Wednesday, June 11, 2014

The Broken Circle Breakdown (2012)


The Broken Circle Breakdown is a 2012 Belgian film about the relationship between a tattoo artist, Elise, and the leader of a bluegrass band, Didier. The film charts the formation and disintegration of the couple's relationship, centring on the loss of their young daughter, Maybelle, to cancer. Moving in an elliptical fashion between past and present, the story of this family unfolds. We are witness to joy and heartbreak, tenderness and animosity. Elise and Didier, brought together by an unexpected pregnancy, ultimately break apart, unable to reconcile the circumstance of their daughter's death. Unwilling to accept Maybelle's passing, Elise holds out hope in spiritual sources, believing Maybelle may be reincarnated as a small bird. Didier's torment is political, as he rages against Bush Jr.s vetoing of a bill to approve stem-cell research, blaming the religious right for the inability to save Maybelle's life. Soon, he transfers this anger onto Elise, viewing her belief in reincarnation as a similar type of religious fanaticism. They split apart, Elise ultimately taking her own life. Finally, in the wake of tragedy, Didier relents and accepts Elise's view of the afterlife, affirming her right to belief.


The Broken Circle Breakdown, a nominee for an Academy Award for Best Foreign Language Film in 2013, is a finely constructed, if somewhat derivative, realist film. The film works for its fine craftsmanship and the excellent leading performances of Johan Heldenbergh (who also co-wrote the play on which the film is based) and Veerle Baetens. Heldenbergh and Baetens deliver authentic, understated performances; Heldenbergh in particular bringing a stunning kind of sensitivity to his role (made more impressive for its contrast to his large, lank appearance). The intimate believability of Elise and Didier's relationship creates the necessary height from which to affect a crushing fall when they are torn apart.

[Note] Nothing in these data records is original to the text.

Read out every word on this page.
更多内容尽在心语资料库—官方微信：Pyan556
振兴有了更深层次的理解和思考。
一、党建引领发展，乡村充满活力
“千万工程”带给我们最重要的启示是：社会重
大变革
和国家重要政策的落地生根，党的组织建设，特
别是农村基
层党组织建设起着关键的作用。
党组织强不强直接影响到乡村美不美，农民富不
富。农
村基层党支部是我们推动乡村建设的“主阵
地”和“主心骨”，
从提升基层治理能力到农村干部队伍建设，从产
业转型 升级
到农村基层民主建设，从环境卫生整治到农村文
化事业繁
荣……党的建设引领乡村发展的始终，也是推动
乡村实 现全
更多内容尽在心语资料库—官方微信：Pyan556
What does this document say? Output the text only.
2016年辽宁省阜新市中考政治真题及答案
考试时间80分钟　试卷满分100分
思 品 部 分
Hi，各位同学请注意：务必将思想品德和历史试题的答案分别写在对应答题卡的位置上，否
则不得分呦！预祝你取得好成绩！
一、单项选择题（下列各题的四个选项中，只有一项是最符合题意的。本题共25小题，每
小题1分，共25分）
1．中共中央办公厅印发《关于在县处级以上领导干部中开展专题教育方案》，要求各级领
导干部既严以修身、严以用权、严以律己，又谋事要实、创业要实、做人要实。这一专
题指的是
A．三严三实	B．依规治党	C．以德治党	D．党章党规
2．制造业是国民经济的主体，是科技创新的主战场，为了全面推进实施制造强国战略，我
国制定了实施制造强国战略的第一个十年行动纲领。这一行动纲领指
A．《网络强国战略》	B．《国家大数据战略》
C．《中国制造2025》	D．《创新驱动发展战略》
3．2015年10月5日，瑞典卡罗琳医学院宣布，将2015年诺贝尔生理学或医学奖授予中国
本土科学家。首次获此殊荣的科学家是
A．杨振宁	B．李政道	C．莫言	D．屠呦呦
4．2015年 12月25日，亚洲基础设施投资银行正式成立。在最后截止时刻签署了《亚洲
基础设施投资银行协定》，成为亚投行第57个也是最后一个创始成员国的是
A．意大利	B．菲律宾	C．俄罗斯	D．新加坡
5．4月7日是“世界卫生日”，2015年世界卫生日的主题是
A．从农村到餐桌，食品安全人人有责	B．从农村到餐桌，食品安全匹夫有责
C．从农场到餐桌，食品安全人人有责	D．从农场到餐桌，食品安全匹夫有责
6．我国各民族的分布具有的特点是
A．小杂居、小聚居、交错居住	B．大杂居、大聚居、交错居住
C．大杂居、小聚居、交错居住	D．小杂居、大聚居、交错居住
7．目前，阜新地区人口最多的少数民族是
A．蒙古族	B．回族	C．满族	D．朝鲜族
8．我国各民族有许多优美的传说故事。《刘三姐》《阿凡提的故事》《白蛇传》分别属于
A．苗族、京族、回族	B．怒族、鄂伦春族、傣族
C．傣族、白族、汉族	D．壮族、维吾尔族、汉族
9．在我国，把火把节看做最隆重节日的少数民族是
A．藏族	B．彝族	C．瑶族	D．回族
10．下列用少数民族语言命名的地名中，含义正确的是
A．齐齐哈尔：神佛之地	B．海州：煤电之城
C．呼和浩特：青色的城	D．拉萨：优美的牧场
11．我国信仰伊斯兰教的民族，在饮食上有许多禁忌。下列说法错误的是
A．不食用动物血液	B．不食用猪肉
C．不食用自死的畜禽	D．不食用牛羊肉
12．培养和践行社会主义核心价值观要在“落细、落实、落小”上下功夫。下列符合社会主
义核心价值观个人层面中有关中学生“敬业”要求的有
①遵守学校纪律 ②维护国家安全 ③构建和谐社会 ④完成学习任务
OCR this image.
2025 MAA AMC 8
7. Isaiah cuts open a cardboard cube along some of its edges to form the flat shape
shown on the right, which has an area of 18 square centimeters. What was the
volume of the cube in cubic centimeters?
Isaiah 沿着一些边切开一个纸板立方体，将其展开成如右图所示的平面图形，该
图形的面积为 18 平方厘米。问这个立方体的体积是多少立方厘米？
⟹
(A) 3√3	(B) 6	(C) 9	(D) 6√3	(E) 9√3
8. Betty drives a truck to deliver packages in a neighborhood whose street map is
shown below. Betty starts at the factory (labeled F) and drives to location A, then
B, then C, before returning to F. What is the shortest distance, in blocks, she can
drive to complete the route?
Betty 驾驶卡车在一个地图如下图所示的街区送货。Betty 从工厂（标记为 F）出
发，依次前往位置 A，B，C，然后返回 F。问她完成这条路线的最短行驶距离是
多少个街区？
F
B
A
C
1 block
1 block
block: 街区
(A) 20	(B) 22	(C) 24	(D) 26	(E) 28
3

Despite the film's quality construction and the excellent work of Baetens and Heldenbergh, The Broken Circle Breakdown suffers from a feeling of cinematic deja vu. At various times it felt the film was simply re-hashing the essence of several zeitgeist-y films of the past decade. The most obvious touchstone is 2010's excellent Ryan Gosling and Michelle Williams drama, Blue Valentine. Similarly paralleling the formation and dissolution of a young couple's relationship, Blue Valentine evokes the same tone of painful nostalgia, contrasting the thrill and joy of new love, with the dull pain of experience, tragedy, and time. The Tree of Life is another film that comes to mind when watching The Broken Circle Breakdown. The central conceit of a child's death, and the catastrophic effect this has on families and individuals, ties both of these films together, as does their dreamy, naturalistic style. The connection to these films is not damning in and of itself, many films share thematic or stylistic parallels, however it spoke to me of a lack of innovation, a sense that this film, so enchanting in the first half, kind of runs out of steam as it approaches the finish line. The beginning of this film felt genuinely fresh; interesting characters, an interesting world, and, with the sickness of their daughter, an interesting conundrum. However, when the daughter reaches her terminal point (about mid-way through the film), the film seemed to deflate slightly, lowering itself to the somewhat predictable tragedy in the end. It may be that the daughter's death occurs, for me, too soon - resolving a central issue ( if not THE central issue) with half the film yet to happen. The first half succeeds for the tension between the unbridled passion of the beginning of their relationship, and the happiness they feel with the birth of the daughter, contrasted with the horror and uncertainty at watching a young child become more and more sick. The daughter's death never seemed like a foregone conclusion, yet when it does happen, the rest of the film kind of seemed destined for the same predictable type of outcome. Nevertheless, despite feeling like there were some scriptural issues, The Broken Circle Breakdown is a high quality film, worthy of viewing. It forms, with the films if references (knowingly or not), a modern school of hyper-realist drama and, if not quite up to the snuff of Blue Valentine or Tree of Life, is at least a slightly lesser talented peer.